Сабину было очень легко узнать по водопаду необыкновенно рыжих волос, оттеняющих бледный цвет кожи. Сегодня на ней было гиацинтово-синее платье, этот цвет подходил ей идеально. Девушка стояла, не говоря ни слова и не двигаясь, и Николь невольно подумала, до чего же красивая у нее падчерица, но тут же напомнила себе, что гадюка – тоже очень красивая змея.
Сабина повернулась, собираясь уйти, но Николь окликнула ее:
– Пожалуйста, не уходи, я хочу поговорить с тобой.
Всего только секунду девушка колебалась, выбирая между своей ненавистью и соблюдением правил приличия. В конце концов, она медленно двинулась по галерее к тому месту, где сидела мачеха. Она шла бесшумно, был слышен лишь шелест платья, все ее движения были грациозны, осторожны и хорошо отработаны, она походила на дикую кошку, готовую исчезнуть при малейшей опасности. Оказавшись шагах в двух от мачехи, Сабина замерла, а потом сделала легкий учтивый поклон, ее глаза при этом ни на секунду не отрывались от лица Николь.
– Да? – произнесла она.
Николь вдруг сообразила, что впервые она и Сабина оказались наедине, и у них есть возможность поговорить без свидетелей, и она улыбнулась девушке такой милой улыбкой, какую только ей удалось изобразить.

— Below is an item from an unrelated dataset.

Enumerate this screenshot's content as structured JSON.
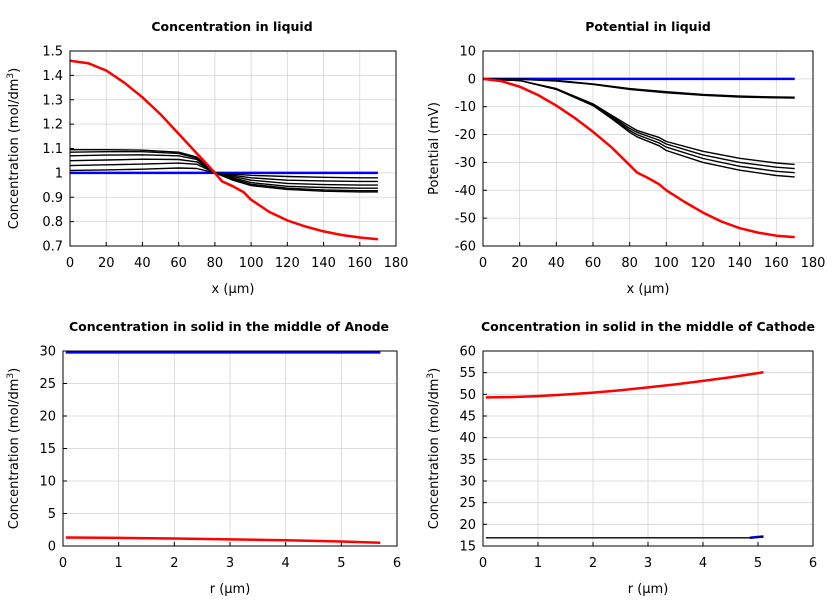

– Почему бы тебе не присесть? Если хочешь, мы можем перейти поближе к камину.
– Я прекрасно чувствую себя и стоя, – ответила Сабина, ее глаза продолжали все так же пристально изучать лицо мачехи. – Что вы хотите мне сказать?
– Я хочу поговорить о наших с тобой отношениях, – Николь посмотрела на нее, желая проверить реакцию девушки. Сабина неприязненно смотрела на нее.
– Наши отношения именно такие, какие должны быть между мачехой и падчерицей, разве не так? Я надеюсь, что вполне справлюсь с этим. Все, что от меня требуется, это относиться к вам с уважением. Разве я этого не делаю?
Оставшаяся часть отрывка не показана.